Here a couple of quotes from a lengthy article on Golf.com about NBC Golf analyst Johnny Miller
Says Maltbie, "We all have a filter that keeps us from cussing in front of our moms or the minister — not that Johnny would do that — but it's a filter he doesn't possess. If it's in his head, it's going to come out of his mouth." Dick Ebersol, chairman of NBC Universal Sports & Olympics, says Miller is just like television's other JMs, John McEnroe and Joe Morgan. None of them has a governor," "You're getting them just the way they are."
Miller's colleagues might worry if they saw him pulling back on his preparation, but he still goes out early on broadcast days to take copious notes on the course setup.

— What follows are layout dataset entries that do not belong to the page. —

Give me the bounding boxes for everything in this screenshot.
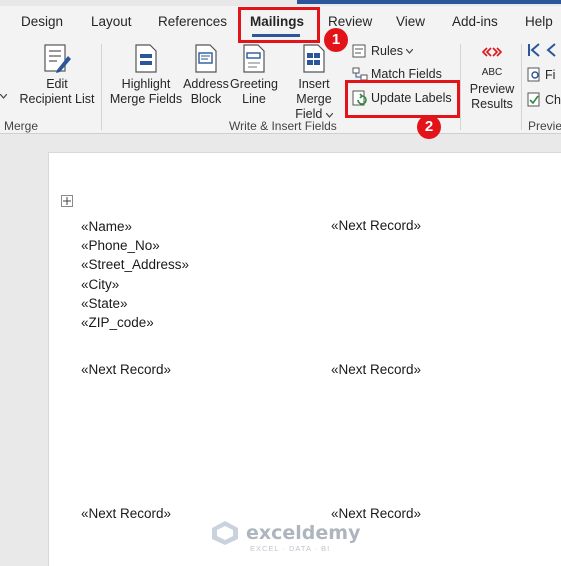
preview-label-1: Preview [469,82,515,96]
address-label-2: Block [190,92,222,106]
chevron-down-icon [325,112,334,118]
check-errors-icon [527,92,540,107]
ribbon-separator-2 [460,44,461,130]
preview-abc-text: ABC [481,67,503,78]
watermark-brand: exceldemy [246,522,361,544]
address-block-icon [194,44,218,74]
edit-recipient-list-button[interactable]: Edit Recipient List [17,44,97,107]
find-recipient-label: Fi [545,67,556,82]
group-label-start-merge: Merge [4,119,39,133]
greeting-label-2: Line [242,92,266,106]
word-window: { "tabs": ["Design", "Layout", "Referenc… [0,0,561,566]
exceldemy-logo-icon [212,521,238,545]
tab-view[interactable]: View [396,14,425,29]
document-area: «Name» «Phone_No» «Street_Address» «City… [0,134,561,566]
merge-field-city: «City» [81,277,120,292]
annotation-box-update-labels [345,80,460,118]
address-label-1: Address [183,77,229,91]
insert-merge-label-1: Insert Merge [296,77,332,106]
annotation-badge-1: 1 [324,28,348,52]
insert-merge-field-button[interactable]: Insert Merge Field [279,44,349,122]
title-bar-accent [297,0,561,4]
rules-icon [352,44,366,58]
tab-review[interactable]: Review [328,14,372,29]
edit-list-icon [43,44,71,74]
next-record-field: «Next Record» [331,362,422,377]
document-page[interactable]: «Name» «Phone_No» «Street_Address» «City… [48,152,561,566]
group-label-preview: Previe [528,119,561,133]
merge-field-street: «Street_Address» [81,257,190,272]
highlight-label-2: Merge Fields [109,92,183,106]
ribbon-mailings: Edit Recipient List Merge Highlight Merg… [0,38,561,134]
find-recipient-button[interactable]: Fi [527,67,555,82]
group-label-write-insert: Write & Insert Fields [229,119,337,133]
first-record-button[interactable] [527,42,557,58]
merge-field-state: «State» [81,296,128,311]
annotation-box-mailings [238,7,320,43]
tab-layout[interactable]: Layout [91,14,132,29]
ribbon-separator [101,44,102,130]
edit-recipient-label-2: Recipient List [19,92,95,106]
table-move-handle-icon[interactable] [61,195,73,207]
match-fields-button[interactable]: Match Fields [352,67,442,81]
tab-add-ins[interactable]: Add-ins [452,14,498,29]
annotation-badge-2: 2 [417,115,441,139]
start-merge-chevron[interactable] [0,94,7,99]
highlight-fields-icon [134,44,158,74]
greeting-line-icon [242,44,266,74]
edit-recipient-label-1: Edit [46,77,68,91]
match-fields-icon [352,67,368,81]
greeting-label-1: Greeting [230,77,278,91]
watermark-tagline: EXCEL · DATA · BI [250,544,331,553]
rules-label: Rules [371,44,403,58]
merge-field-phone: «Phone_No» [81,238,160,253]
preview-results-button[interactable]: ABC Preview Results [466,44,518,112]
insert-merge-field-icon [302,44,326,74]
merge-field-zip: «ZIP_code» [81,315,154,330]
merge-field-name: «Name» [81,219,133,234]
exceldemy-watermark: exceldemy EXCEL · DATA · BI [210,520,361,553]
address-block-button[interactable]: Address Block [182,44,230,107]
find-recipient-icon [527,67,540,82]
next-record-field: «Next Record» [81,506,172,521]
rules-button[interactable]: Rules [352,44,413,58]
check-errors-label: Ch [545,92,561,107]
next-record-field: «Next Record» [331,506,422,521]
tab-design[interactable]: Design [21,14,63,29]
highlight-label-1: Highlight [121,77,171,91]
preview-label-2: Results [471,97,513,111]
rules-chevron-icon [405,48,413,54]
next-record-field: «Next Record» [331,218,422,233]
check-errors-button[interactable]: Ch [527,92,561,107]
highlight-merge-fields-button[interactable]: Highlight Merge Fields [109,44,183,107]
match-fields-label: Match Fields [371,67,442,81]
tab-help[interactable]: Help [525,14,553,29]
next-record-field: «Next Record» [81,362,172,377]
tab-references[interactable]: References [158,14,227,29]
first-record-icon [528,43,556,57]
greeting-line-button[interactable]: Greeting Line [228,44,280,107]
ribbon-separator-3 [521,44,522,130]
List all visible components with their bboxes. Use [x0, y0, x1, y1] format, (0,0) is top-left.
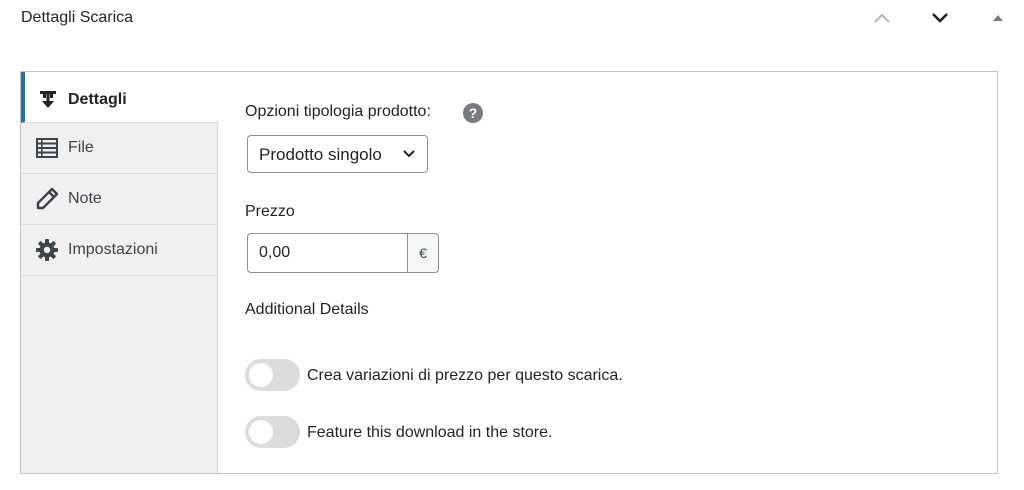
triangle-up-icon	[993, 15, 1003, 21]
download-arrow-icon	[35, 87, 61, 113]
price-variations-label: Crea variazioni di prezzo per questo sca…	[307, 367, 623, 384]
tab-label: Note	[68, 190, 102, 207]
chevron-down-icon	[932, 13, 948, 23]
product-type-select[interactable]: Prodotto singolo	[247, 135, 428, 173]
sidebar: Dettagli File Note Impostazioni	[21, 72, 219, 473]
price-input[interactable]	[247, 233, 408, 273]
move-up-button[interactable]	[868, 6, 896, 30]
price-label: Prezzo	[245, 203, 295, 220]
currency-addon: €	[407, 233, 439, 273]
tab-impostazioni[interactable]: Impostazioni	[21, 225, 218, 276]
product-type-label: Opzioni tipologia prodotto:	[245, 103, 431, 120]
feature-download-label: Feature this download in the store.	[307, 424, 553, 441]
chevron-up-icon	[874, 13, 890, 23]
feature-download-toggle[interactable]	[245, 416, 300, 448]
tab-dettagli[interactable]: Dettagli	[21, 72, 219, 123]
metabox-header: Dettagli Scarica	[0, 0, 1024, 40]
list-icon	[34, 135, 60, 161]
toggle-knob	[249, 420, 273, 444]
chevron-down-icon	[403, 150, 415, 158]
tab-label: Dettagli	[68, 91, 127, 108]
price-variations-toggle[interactable]	[245, 359, 300, 391]
tab-file[interactable]: File	[21, 123, 218, 174]
additional-details-heading: Additional Details	[245, 301, 369, 318]
toggle-panel-button[interactable]	[984, 6, 1012, 30]
move-down-button[interactable]	[926, 6, 954, 30]
tab-label: File	[68, 139, 94, 156]
metabox-title: Dettagli Scarica	[21, 9, 134, 26]
tab-note[interactable]: Note	[21, 174, 218, 225]
download-details-panel: Dettagli File Note Impostazioni Opzioni …	[20, 71, 998, 474]
gear-icon	[34, 237, 60, 263]
product-type-selected: Prodotto singolo	[259, 145, 382, 164]
pencil-icon	[34, 186, 60, 212]
help-icon[interactable]: ?	[463, 103, 483, 123]
toggle-knob	[249, 363, 273, 387]
tab-label: Impostazioni	[68, 241, 158, 258]
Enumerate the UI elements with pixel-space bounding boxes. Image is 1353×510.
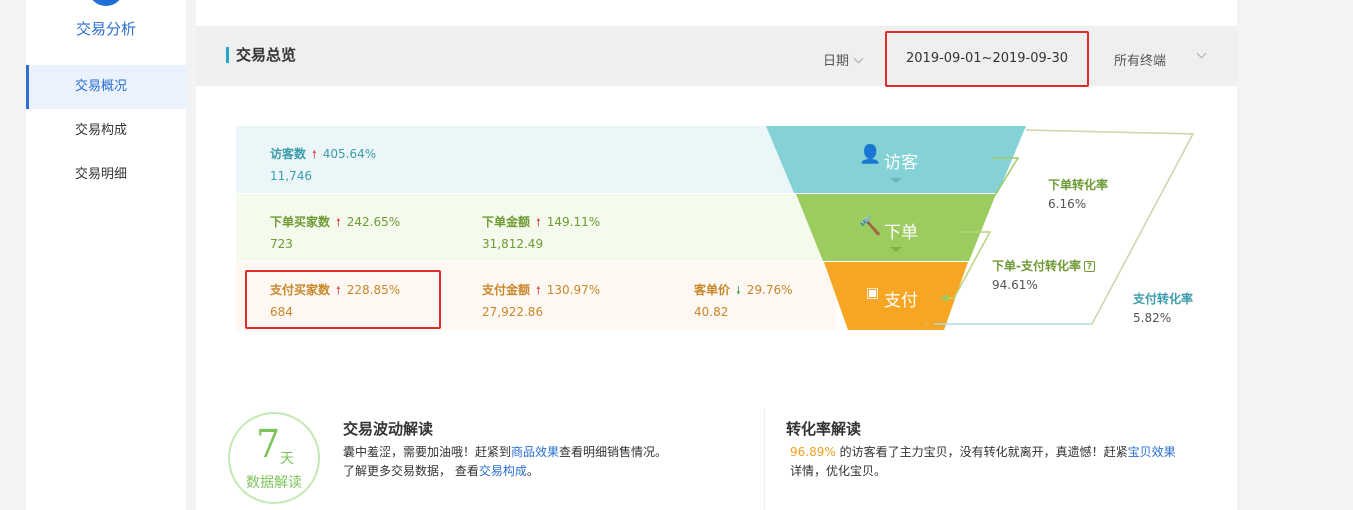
wave-insight-title: 交易波动解读 bbox=[343, 420, 434, 438]
order-row: 下单买家数 🠕 242.65% 723 下单金额 🠕 149.11% 31,812.49 bbox=[236, 194, 836, 261]
sidebar-title: 交易分析 bbox=[75, 20, 136, 38]
metric-pay-amount: 支付金额 🠕 130.97% 27,922.86 bbox=[482, 283, 601, 319]
arrow-up-icon: 🠕 bbox=[536, 216, 541, 229]
help-icon[interactable]: ? bbox=[1083, 261, 1095, 272]
arrow-up-icon: 🠕 bbox=[536, 284, 541, 297]
sidebar-item-details[interactable]: 交易明细 bbox=[26, 153, 186, 197]
arrow-down-icon: 🠗 bbox=[736, 284, 741, 297]
insight-divider bbox=[764, 408, 765, 510]
terminal-chevron-down-icon[interactable] bbox=[1196, 48, 1207, 59]
stage-order-label: 下单 bbox=[884, 223, 918, 243]
conv-insight-text: 96.89% 的访客看了主力宝贝，没有转化就离开，真遗憾！赶紧宝贝效果 详情，优… bbox=[790, 445, 1176, 478]
visitor-row: 访客数 🠕 405.64% 11,746 bbox=[236, 126, 836, 193]
metric-order-buyers: 下单买家数 🠕 242.65% 723 bbox=[270, 215, 401, 251]
metric-order-amount: 下单金额 🠕 149.11% 31,812.49 bbox=[482, 215, 601, 251]
hammer-icon: 🔨 bbox=[859, 216, 882, 237]
main-panel: 交易总览 日期 2019-09-01~2019-09-30 所有终端 访客数 🠕 4… bbox=[196, 0, 1237, 510]
stage-visit-label: 访客 bbox=[884, 153, 918, 173]
user-icon: 👤 bbox=[859, 144, 882, 165]
highlight-box-pay-buyers bbox=[245, 270, 441, 329]
conv-pay-rate: 支付转化率 5.82% bbox=[1133, 292, 1194, 325]
link-product-effect[interactable]: 商品效果 bbox=[511, 445, 559, 459]
link-item-effect[interactable]: 宝贝效果 bbox=[1128, 445, 1176, 459]
sidebar-item-overview[interactable]: 交易概况 bbox=[26, 65, 186, 109]
chevron-down-icon bbox=[853, 53, 864, 64]
stage-pay-label: 支付 bbox=[884, 291, 918, 311]
seven-day-badge: 7 天 数据解读 bbox=[228, 412, 320, 504]
section-header: 交易总览 日期 2019-09-01~2019-09-30 所有终端 bbox=[196, 26, 1237, 87]
date-label: 日期 bbox=[823, 54, 850, 69]
link-trade-composition[interactable]: 交易构成 bbox=[479, 464, 527, 478]
conv-insight-title: 转化率解读 bbox=[786, 420, 862, 438]
visitor-ratio: 96.89% bbox=[790, 445, 836, 459]
sidebar-item-composition[interactable]: 交易构成 bbox=[26, 109, 186, 153]
date-range-picker[interactable]: 2019-09-01~2019-09-30 bbox=[885, 31, 1089, 87]
conv-order-pay-rate: 下单-支付转化率? 94.61% bbox=[992, 257, 1095, 292]
arrow-up-icon: 🠕 bbox=[312, 148, 317, 161]
conv-order-rate: 下单转化率 6.16% bbox=[1048, 178, 1109, 211]
date-selector[interactable]: 日期 bbox=[823, 50, 864, 69]
terminal-label[interactable]: 所有终端 bbox=[1114, 50, 1166, 69]
wallet-icon: ▣ bbox=[866, 285, 880, 301]
sidebar-logo-circle bbox=[88, 0, 124, 6]
header-accent-bar bbox=[226, 47, 229, 63]
sidebar: 交易分析 交易概况 交易构成 交易明细 bbox=[26, 0, 186, 510]
page-title: 交易总览 bbox=[236, 46, 297, 64]
arrow-up-icon: 🠕 bbox=[336, 216, 341, 229]
wave-insight-text: 囊中羞涩，需要加油哦！赶紧到商品效果查看明细销售情况。 了解更多交易数据， 查看… bbox=[343, 445, 668, 478]
metric-visitors: 访客数 🠕 405.64% 11,746 bbox=[270, 147, 377, 183]
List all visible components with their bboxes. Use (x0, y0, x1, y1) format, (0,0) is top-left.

Before today's show, for instance, he drove out to the first green to see if an invisible pitch mark was really responsible for the four-foot putt Tiger Woods missed yesterday on the first playoff hole of his loss to Nick O'Hern.
I know, I know, some viewers can't stand him. There are personal aspects to liking or disliking any announcer. Yes, he's probably too quick to say a player "choked," and his sense of humor isn't as good as Faldo (who I also like). Yet, Miller has several attributes, highlighted above, important for being a good analyst, whether of sports or other areas:
- Providing arms-length assessments drawn from insight and experience;
- Willingness to collect, analyze, and be influenced by data;
- Asking good good questions (See Johnny Miller -- Economist).
Announcers like Al Michaels, John Madden and a host of others act as little more than unpaid agents, at least for established players and coaches. In the "access v. candor" tradeoff faced by reporters and announcers, access does not matter much to me in sports settings. Players and coaches really don't reveal much in conversations with announcers. Miller's willingness to collect and use evidence sets him apart from the Billy Packers of the world who offer the "keys to success" and then interpret every element of the game through that preset filter.